Posted by: Marc McKenzie | April 14, 2018 at 04:33 PM
Thank you on several fronts. This Yglesias piece slipped by me, and it is an excellent Murray take-down. When Yglesias is good he's good, and he put a great deal of thought into this piece. Yglesias' thinking is far more clear than Klein. I too have gotten sick of this discussion.
It's not reported enough that when Charles Murray, growing up in lily-white Iowa, was 14 years old, one night he burned a cross on a black family's lawn. A fair amount has been written about this incident, and Murray says all the right contrite things. Two points:
- Child psychologists will tell you it is not necessarily alarming if your four year-old is caught pulling wings off flies, but a twelve year-old with this behavior is a red flag;
- Charles Murray grew up to be exactly the person one would expect, at age 14 burning a cross on a black family's lawn.
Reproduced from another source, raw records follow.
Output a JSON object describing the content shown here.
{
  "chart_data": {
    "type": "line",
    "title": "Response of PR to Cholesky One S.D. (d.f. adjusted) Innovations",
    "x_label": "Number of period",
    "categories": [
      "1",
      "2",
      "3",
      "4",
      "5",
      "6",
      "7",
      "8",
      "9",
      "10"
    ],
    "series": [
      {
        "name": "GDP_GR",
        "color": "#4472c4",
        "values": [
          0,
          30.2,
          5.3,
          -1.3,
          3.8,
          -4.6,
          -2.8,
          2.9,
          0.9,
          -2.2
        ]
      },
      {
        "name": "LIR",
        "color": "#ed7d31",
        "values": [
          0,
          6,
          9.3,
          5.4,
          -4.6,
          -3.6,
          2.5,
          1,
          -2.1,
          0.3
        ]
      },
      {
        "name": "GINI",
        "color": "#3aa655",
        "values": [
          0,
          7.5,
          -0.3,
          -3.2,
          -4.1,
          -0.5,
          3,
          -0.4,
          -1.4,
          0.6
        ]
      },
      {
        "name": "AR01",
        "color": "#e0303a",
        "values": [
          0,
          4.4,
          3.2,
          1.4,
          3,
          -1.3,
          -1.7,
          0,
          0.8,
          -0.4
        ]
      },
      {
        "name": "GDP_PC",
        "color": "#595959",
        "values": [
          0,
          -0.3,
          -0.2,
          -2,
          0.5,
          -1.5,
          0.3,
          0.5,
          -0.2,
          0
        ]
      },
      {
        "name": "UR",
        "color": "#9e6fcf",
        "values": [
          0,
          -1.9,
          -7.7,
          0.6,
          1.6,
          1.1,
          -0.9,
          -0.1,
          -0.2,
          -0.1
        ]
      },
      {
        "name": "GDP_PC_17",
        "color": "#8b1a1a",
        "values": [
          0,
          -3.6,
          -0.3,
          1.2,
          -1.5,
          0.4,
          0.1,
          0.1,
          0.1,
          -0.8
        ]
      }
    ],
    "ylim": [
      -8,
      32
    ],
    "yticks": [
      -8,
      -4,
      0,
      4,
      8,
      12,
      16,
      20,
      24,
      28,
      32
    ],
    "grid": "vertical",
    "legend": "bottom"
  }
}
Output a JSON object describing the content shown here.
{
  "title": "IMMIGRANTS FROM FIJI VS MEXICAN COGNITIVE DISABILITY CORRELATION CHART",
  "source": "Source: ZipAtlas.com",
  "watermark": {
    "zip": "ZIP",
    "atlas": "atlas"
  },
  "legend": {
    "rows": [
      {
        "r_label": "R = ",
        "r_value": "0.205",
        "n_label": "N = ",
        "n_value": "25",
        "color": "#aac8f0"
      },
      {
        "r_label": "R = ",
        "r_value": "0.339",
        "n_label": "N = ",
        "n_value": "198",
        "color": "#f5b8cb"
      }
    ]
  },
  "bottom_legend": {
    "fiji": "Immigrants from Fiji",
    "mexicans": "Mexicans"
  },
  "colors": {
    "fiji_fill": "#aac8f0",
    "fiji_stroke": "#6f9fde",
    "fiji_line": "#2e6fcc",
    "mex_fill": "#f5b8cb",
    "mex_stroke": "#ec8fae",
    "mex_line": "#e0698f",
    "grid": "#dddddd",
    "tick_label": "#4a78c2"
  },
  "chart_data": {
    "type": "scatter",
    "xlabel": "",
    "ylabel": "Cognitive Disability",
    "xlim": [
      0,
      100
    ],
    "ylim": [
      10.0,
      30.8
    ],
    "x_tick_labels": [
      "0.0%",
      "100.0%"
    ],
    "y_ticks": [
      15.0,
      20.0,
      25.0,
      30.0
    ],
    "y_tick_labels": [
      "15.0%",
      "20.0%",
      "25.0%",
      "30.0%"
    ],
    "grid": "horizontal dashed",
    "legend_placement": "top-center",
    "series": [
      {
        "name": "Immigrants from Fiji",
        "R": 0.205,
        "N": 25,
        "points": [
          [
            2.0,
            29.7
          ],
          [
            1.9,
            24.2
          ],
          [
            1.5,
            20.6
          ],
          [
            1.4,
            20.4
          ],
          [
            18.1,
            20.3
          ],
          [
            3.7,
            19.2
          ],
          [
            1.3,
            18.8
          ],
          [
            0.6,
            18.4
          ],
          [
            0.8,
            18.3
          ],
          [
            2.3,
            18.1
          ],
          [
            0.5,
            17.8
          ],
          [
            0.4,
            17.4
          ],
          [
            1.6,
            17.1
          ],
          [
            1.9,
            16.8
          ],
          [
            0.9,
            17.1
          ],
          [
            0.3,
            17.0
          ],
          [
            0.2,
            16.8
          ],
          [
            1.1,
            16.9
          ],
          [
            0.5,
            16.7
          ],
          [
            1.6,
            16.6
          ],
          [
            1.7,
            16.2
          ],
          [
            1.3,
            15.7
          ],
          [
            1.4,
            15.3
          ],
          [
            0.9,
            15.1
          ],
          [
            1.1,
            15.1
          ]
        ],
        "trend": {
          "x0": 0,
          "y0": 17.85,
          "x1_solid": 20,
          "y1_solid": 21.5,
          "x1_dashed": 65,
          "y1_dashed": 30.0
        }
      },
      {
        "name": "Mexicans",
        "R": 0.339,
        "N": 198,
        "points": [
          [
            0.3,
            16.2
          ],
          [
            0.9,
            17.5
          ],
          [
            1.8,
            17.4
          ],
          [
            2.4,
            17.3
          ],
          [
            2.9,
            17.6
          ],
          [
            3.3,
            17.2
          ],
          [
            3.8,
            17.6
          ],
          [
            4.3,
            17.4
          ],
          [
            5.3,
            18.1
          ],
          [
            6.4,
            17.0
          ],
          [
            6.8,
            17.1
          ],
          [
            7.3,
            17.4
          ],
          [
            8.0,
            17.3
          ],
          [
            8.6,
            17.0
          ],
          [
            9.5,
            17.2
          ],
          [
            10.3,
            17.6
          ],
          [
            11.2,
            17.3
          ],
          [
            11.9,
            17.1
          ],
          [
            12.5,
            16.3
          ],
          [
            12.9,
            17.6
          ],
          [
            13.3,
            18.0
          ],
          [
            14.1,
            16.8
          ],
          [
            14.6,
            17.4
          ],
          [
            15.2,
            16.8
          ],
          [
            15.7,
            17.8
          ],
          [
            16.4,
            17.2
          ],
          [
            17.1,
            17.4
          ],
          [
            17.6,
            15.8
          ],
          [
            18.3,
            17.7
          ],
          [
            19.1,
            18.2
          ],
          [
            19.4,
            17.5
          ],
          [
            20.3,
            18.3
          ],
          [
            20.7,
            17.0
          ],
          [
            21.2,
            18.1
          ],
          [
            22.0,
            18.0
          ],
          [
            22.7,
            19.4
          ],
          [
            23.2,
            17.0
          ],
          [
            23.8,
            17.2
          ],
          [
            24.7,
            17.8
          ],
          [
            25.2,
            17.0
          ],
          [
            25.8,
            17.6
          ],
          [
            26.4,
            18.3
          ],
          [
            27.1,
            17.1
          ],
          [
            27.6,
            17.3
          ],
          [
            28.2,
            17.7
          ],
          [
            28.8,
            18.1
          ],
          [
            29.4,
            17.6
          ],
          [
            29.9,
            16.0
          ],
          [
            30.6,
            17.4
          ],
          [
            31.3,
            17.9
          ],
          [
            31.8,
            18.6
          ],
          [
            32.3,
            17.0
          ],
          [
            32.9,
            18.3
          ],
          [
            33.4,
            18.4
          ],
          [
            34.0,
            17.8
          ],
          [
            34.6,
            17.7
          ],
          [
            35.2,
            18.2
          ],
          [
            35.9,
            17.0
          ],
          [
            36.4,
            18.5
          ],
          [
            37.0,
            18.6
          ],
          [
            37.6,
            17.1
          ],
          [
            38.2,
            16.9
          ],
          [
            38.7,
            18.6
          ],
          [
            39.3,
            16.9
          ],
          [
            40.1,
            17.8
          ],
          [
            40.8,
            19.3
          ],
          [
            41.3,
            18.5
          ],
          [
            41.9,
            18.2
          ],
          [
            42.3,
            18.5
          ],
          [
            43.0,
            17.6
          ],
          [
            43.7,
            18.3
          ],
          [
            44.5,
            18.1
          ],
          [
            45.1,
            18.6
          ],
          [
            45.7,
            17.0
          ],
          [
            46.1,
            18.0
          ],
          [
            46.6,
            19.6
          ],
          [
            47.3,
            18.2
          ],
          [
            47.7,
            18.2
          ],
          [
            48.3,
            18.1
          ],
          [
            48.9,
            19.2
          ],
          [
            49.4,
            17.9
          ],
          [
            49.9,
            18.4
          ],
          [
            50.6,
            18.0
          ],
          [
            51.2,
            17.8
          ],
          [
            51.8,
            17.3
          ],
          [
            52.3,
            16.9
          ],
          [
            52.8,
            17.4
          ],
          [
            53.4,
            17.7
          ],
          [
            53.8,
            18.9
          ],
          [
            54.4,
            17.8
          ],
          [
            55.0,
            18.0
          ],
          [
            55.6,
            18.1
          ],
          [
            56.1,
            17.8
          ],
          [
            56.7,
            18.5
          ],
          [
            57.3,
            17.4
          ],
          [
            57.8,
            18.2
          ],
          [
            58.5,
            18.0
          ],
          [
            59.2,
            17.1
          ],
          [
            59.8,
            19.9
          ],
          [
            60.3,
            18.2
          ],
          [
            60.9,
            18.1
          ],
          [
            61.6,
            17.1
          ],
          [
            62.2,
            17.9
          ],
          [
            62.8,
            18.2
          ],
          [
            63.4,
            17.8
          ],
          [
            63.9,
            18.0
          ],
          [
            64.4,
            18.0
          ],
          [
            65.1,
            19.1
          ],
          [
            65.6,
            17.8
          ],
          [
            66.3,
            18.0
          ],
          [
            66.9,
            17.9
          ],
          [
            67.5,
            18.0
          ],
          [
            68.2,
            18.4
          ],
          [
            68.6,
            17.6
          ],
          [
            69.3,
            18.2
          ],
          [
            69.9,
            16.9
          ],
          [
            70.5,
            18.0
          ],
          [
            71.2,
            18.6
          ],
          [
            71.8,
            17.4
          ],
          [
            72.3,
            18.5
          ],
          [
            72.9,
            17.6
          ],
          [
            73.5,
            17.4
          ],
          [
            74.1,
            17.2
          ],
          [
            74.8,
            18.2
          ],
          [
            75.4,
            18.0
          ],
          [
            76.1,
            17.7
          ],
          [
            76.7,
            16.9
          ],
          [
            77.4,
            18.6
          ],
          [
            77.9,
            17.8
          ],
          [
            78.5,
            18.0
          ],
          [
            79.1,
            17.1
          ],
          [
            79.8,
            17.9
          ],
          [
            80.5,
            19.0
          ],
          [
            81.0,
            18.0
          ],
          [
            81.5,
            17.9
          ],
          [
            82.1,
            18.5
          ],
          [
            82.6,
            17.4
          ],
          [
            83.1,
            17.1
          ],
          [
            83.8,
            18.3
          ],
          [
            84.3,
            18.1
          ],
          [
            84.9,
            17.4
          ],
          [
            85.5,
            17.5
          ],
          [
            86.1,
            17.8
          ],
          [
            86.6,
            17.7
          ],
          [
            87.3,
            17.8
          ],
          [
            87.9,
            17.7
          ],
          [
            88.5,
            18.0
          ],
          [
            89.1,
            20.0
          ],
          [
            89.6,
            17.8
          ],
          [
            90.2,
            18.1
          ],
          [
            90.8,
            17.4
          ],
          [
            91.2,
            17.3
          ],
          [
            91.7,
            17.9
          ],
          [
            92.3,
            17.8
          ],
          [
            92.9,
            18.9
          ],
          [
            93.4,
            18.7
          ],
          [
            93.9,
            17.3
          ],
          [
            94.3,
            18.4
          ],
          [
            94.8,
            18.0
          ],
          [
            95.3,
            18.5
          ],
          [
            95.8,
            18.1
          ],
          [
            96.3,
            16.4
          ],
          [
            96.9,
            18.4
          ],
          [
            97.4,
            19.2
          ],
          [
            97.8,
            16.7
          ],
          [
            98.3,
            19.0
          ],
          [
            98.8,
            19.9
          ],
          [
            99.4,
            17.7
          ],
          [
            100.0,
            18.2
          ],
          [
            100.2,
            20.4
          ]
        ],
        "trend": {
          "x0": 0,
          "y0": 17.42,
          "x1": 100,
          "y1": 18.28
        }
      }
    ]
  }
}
I scan Sullivan on Fridays just to keep score of his Hillary Derangement Syndrome.
Too bad so many won't tackle the statistics. Does anyone cite here how when real statisticians got ahold of the original data from The Bell Curve, they showed quite precisely how Murray and Richard Herrnstein (co-author) manipulated the data. No, scratch that - they lied about the data. Someone needs to get in the trenches and slug it out with these fuckers. Klein and the rest are too afraid of the statistics to do that.
I bet the whole DNA ancestory front is the final blow to the relationship between race and IQ. But by all means bring it on. Not Klein, not Sullivan; obviously not Murray are having honest discussions here. Yglesias does this without knowing the statistics so we'll take the half a loaf for now.
Posted by: Max | April 14, 2018 at 05:36 PM
Thanks; I find Harris so toxic in just about any forum I avoid him at all costs. So thank you for this observation. Sue in Seattle has an excellent post below.